The task force will visit the National Museum of African American History and Culture in Washington, D.C.; the National Memorial for Peace and Justice in Montgomery, Alabama; and the American Civil War Museum in Richmond, Virginia.
Richardson believes the proposed history center will help the community overcome “the deep-rooted mistrust we have for each other.” Richardson detailed his thoughts in an opposite editorial page article in The Fayetteville Observer Dec. 15. “We have the opportunity for our community to give due consideration to fully embracing the proposed History Center,” he wrote. “Colvin’s support of these proposals identified herein is a great step forward, and will ultimately make our History Center a reality and one we can all take pride in.”
North Carolina judges have ordered a new U.S. House district map be used in the 2020 elections. They decided there isn’t enough time to scrutinize the boundaries for partisan bias because it’s too late in the election cycle. The North Carolina primary for hundreds of state and local elected positions is March 3, and candidate filing has already begun.
“There’s simply not sufficient time to fully develop the factual record necessary to decide the constitutional challenges to the new congressional districts without significantly delaying the primary elections,” Superior Court Judge Paul Ridgeway said.
The approved map places all of Cumberland County in the 8th Congressional District. Previously, the county was divided between the 8th and 9th districts. “It is time for the citizens to vote,” Ridgeway declared.
Ten of the 13 current North Carolina U.S. House members are Republicans in a state considered a presidential battleground.

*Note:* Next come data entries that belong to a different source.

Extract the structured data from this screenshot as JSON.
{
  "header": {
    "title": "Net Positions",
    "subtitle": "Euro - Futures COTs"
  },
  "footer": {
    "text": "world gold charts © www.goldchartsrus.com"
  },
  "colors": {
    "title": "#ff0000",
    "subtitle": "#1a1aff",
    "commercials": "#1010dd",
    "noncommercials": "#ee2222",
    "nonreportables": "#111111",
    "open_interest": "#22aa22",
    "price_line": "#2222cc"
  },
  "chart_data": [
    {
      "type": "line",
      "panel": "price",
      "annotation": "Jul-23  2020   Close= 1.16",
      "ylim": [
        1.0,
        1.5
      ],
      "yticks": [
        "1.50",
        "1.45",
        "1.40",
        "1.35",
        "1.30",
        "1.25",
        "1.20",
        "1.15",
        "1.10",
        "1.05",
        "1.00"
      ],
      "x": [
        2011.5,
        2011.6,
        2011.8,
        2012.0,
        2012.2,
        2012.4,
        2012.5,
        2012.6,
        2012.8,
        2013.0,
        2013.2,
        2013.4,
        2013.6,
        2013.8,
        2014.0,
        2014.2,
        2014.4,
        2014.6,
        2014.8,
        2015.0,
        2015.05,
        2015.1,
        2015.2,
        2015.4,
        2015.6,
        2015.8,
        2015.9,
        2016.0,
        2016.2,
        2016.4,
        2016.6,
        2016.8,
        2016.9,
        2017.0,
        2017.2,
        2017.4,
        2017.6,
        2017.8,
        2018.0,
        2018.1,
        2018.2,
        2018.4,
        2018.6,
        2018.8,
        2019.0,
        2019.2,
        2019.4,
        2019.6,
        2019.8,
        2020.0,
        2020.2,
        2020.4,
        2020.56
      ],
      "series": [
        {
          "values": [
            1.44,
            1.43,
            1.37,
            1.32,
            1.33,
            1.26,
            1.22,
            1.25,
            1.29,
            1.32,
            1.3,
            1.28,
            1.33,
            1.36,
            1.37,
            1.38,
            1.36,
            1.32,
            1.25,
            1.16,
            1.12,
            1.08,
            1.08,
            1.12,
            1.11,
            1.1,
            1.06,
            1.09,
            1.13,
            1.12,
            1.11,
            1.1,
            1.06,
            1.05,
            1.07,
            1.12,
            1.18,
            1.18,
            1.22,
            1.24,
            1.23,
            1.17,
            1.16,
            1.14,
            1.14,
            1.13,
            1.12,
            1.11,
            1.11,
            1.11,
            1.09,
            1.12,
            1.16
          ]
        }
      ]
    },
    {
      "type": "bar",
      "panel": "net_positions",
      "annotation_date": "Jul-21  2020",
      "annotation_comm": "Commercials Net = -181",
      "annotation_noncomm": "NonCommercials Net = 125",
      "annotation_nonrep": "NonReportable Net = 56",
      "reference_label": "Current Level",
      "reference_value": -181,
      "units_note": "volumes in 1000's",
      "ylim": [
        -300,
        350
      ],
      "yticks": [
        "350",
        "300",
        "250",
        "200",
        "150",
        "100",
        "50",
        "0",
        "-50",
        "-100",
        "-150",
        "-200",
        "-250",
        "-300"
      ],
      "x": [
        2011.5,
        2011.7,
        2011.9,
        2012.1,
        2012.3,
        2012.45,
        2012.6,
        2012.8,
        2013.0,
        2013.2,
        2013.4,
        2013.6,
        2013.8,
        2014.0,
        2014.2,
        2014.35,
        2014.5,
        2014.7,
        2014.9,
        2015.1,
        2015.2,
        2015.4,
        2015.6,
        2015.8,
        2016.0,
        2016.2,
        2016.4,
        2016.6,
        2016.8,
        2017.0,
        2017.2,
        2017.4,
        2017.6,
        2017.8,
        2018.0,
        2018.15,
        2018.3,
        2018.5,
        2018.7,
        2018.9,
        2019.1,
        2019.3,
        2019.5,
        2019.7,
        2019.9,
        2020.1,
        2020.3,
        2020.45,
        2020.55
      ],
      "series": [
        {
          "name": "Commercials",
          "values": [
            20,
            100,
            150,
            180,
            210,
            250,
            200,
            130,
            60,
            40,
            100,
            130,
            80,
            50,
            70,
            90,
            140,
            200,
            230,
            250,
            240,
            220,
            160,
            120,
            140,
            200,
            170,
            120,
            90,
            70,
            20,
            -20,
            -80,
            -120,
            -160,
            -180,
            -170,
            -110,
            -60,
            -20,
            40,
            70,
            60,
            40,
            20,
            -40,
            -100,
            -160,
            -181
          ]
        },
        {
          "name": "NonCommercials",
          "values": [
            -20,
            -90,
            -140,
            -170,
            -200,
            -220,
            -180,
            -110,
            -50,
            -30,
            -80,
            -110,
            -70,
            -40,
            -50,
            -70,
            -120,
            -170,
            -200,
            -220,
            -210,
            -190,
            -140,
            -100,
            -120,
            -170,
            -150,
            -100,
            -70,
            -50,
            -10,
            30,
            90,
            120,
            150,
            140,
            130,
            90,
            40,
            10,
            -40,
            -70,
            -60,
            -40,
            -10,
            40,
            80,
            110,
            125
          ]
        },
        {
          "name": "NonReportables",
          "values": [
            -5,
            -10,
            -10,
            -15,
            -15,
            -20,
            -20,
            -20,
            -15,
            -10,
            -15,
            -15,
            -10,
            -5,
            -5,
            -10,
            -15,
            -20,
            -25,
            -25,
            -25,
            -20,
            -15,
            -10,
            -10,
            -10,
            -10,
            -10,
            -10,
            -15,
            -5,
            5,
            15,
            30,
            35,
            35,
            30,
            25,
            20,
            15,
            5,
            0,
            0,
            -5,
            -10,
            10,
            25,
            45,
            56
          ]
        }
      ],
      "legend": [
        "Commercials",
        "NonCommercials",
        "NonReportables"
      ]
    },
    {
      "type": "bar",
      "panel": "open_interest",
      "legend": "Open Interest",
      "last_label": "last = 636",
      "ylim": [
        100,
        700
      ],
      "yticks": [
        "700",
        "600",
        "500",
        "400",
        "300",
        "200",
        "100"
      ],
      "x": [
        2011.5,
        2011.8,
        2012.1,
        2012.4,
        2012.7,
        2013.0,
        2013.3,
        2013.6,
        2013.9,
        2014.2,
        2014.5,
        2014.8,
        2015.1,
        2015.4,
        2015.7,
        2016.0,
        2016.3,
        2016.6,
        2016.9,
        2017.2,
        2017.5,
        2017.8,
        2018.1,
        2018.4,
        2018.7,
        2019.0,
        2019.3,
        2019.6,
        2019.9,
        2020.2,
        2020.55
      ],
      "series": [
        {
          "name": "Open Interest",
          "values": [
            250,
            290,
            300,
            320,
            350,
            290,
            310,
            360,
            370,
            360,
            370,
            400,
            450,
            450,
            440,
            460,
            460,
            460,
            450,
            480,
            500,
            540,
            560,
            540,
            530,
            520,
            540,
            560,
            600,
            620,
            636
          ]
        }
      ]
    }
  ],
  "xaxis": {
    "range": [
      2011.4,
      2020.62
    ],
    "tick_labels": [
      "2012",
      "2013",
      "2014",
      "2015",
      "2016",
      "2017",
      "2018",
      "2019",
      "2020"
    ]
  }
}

Cumberland County Commission Chairman Marshall Faircloth is determined to improve the working relationship between county government and the city of Fayetteville. Faircloth listed his hopes after being sworn in as the board’s new chairman. They also include creation of a performing arts center and financial support of the proposed Civil War & Reconstruction History Center. He said the county will live up to its promise of contributing $7.5 million toward the Civil War project if the city of Fayetteville keeps its word to do so. Meanwhile Mayor Mitch Colvin said he is “overjoyed” to lead the most diverse city council in history. “We have five amazing ladies in the leadership of this city ... and distinguished gentlemen as well,” he said. The 10-member council is comprised of two white members and eight African Americans, a record. District 1 Councilwoman Kathy Jensen was appointed Mayor Pro Tem. Shakeyla Ingram replaces Dan Culliton in District 2. In District 3, Tisha Waddell was re-elected. District 4 incumbent D.J. Haire keeps his post as does District 5’s Johnny Dawkins. Chris Davis takes Bill Crisp’s place as the District 6 member. 7th District councilman Larry Wright was re-elected, and Courtney Banks-McLaughlin replaces Ted Mohn in District 8. Yvonne Kinston defeated 9th District member Jim Arp.
Kenjuana McCray made history in Hope Mills becoming the first African American to serve on the five-member town Board of Commissioners.
Fayetteville State University has earned the highest free speech rating from the Foundation for Individual Rights in Education. FSU is the 12th institution in North Carolina to earn FIRE’s “green light” rating, which is only held by 51 institutions nationwide.
“I am pleased that FIRE has designated Fayetteville State University with the green light rating,” said FSU Interim Chancellor Dr. Peggy Valentine. “We believe in having a campus environment where the voices of our students and faculty can be heard and where they can exercise their First Amendment rights.”
FSU revised seven policies since 2017 to earn the rating, including a computer use policy, bulletin board posting policy, residence hall policy and an unconstitutional ban on profanity. “We’re proud to cement the state’s status as a leader in campus free speech with FSU’s well-earned designation as a university that values and protects student expression,” said FIRE Vice President of Policy Reform Azhar Majeed.
Two North Carolina institutions — Davidson College and Winston-Salem State University — earned FIRE’s worst, “red light” rating for policies that clearly and substantially restrict speech. According to FIRE’s “Spotlight on Speech Codes 2019” report, nearly 90% of colleges maintain policies that restrict and chill protected expression.